On Tuesday, July 12, 2016 8:25:48 AM CEST Eric W. Biederman wrote:
> AKASHI Takahiro <takahiro.akashi@xxxxxxxxxx> writes:
> > Device tree blob must be passed to a second kernel on DTB-capable
> > archs, like powerpc and arm64, but the current kernel interface
> > lacks this support.
> >
> > This patch extends kexec_file_load system call by adding an extra
> > argument to this syscall so that an arbitrary number of file descriptors
> > can be handed out from user space to the kernel.
> >
> > See the background [1].
> >
> > Please note that the new interface looks quite similar to the current
> > system call, but that it won't always mean that it provides the "binary
> > compatibility."
> >
> > [1]
> So this design is wrong. The kernel already has the device tree blob,
> you should not be extracting it from the kernel munging it, and then
> reinserting it in the kernel if you want signatures and everything to
> pass.
> What x86 does is pass it's equivalent of the device tree blob from one
> kernel to another directly and behind the scenes. It does not go
> through userspace for this.
> Until a persuasive case can be made for going around the kernel and
> probably adding a feature (like code execution) that can be used to
> defeat the signature scheme I am going to nack this.
> Nacked-by: "Eric W. Biederman" <ebiederm@xxxxxxxxxxxx>
> I am happy to see support for other architectures, but for the sake of
> not moving some code in the kernel let's not build an attackable
> infrastructure.

For historic context, the flattened devicetree format that we now use
to pass data about the system from boot loader to kernel was initially
introduced specifically for the purpose of enabling kexec:

On Open Firmware, the DT is extracted from running firmware and copied
into dynamically allocated data structures.
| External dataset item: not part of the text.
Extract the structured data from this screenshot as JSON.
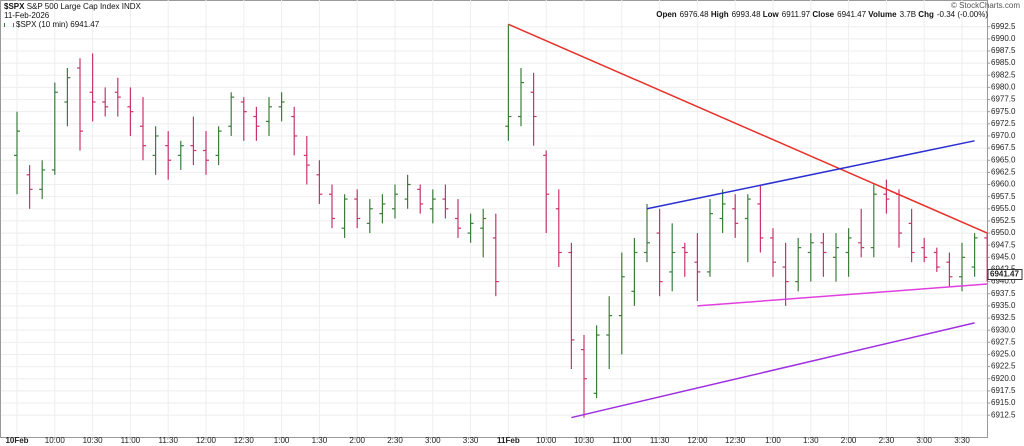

After a kexec, the runtime
interface to the firmware is not available, so the flattened DT format
was created as a way to pass the same data in a binary blob to the new
kernel in a format that can be read from the kernel by walking the
directories in /proc/device-tree/*.

There are a couple of reasons for modifying the devicetree:

- For kboot/petitboot, you can have a kernel that is not booted through
DT at all but hardwired to a particular machine, and that passes
a DT for the entire hardware to the kernel that you actually want to

- for kdump, you need to tell the new kernel about the modified location
of the memory, so the dump kernel doesn't overwrite the contents
it wants to dump

- we typically ship devicetree sources for embedded machines with the
kernel sources. As more hardware of the system gets enabled, the
devicetree gains extra nodes and properties that describe the hardware
more completely, so we need to use the latest DT blob to use all
the drivers

- in some cases, kernels will fail to boot at all with an older version
of the DT, or fail to use the devices that were working on the
earlier kernel. This is usually considered a bug, but it's not rare

- In some cases, the kernel can update its DT at runtime, and the new
settings are expected to be available in the new kernel too, though
there are cases where you actually don't want the modified contents.